A recent single cell recording study on patients with epilepsy shows that humans have mirror neurons, and these neurons were not only found in the areas normally considered the core of the MNS (Mukamel, Ekstrom, Kaplan, Iacoboni, and Fried, 2010). Furthermore, some mirror neurons (or ‘anti- mirror neurons’; Keysers and Gazzola, 2010), were inhibited by the same action irrespectively of it being executed or observed. Although this study confirms that mirror neurons exist in humans, it also raises many new questions regarding the role of mirror neurons in perception and cognition.

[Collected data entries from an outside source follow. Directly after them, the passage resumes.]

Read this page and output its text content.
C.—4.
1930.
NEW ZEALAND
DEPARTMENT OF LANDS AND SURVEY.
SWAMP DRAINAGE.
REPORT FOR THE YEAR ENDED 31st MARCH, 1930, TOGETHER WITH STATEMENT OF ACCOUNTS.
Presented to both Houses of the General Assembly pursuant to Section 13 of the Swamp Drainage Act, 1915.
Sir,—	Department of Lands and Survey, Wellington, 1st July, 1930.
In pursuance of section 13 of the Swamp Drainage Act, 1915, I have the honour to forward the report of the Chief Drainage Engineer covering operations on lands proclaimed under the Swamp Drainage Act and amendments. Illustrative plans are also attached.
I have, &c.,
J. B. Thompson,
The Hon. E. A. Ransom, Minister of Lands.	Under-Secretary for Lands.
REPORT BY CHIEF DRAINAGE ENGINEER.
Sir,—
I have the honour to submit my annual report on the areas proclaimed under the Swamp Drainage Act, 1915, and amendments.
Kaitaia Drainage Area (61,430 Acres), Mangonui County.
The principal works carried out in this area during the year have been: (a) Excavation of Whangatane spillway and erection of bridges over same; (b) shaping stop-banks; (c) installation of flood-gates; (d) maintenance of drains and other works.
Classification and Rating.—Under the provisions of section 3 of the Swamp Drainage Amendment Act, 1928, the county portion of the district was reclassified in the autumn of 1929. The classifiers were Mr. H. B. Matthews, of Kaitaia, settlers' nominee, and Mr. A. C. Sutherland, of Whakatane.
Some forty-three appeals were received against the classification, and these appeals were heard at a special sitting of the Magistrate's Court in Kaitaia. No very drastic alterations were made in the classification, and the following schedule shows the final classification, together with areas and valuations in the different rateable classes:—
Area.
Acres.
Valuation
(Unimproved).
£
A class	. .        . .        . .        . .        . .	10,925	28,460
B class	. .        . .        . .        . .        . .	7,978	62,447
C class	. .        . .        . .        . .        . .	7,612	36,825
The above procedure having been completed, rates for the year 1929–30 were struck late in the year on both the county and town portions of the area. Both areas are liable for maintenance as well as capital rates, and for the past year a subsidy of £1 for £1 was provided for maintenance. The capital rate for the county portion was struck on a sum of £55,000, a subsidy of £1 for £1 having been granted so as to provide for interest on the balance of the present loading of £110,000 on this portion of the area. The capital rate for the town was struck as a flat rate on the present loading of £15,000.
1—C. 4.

The functional significance of the MNS in action perception

The view that activity in the monkey MNS is functionally linked to action (goal) understanding rather than being an epiphenomenon with no functional significance typically builds on a few key findings: (i) that (some) mirror neurons fire during observation of grasping even though the goal object is occluded, (ii) that some “audiovisual” mirror neurons are activated when you execute an action, see the action or hear sounds associated with the action, and (iii) that some parietal mirror neurons fire during a motor act dependent on the final goal of an action sequence (Fogassi et al., 2005; Kohler et al., 2002; Rizzolatti and Craighero, 2004; Umilta et al., 2001). For a critical review of these findings and alternative interpretations, see Heyes (2010)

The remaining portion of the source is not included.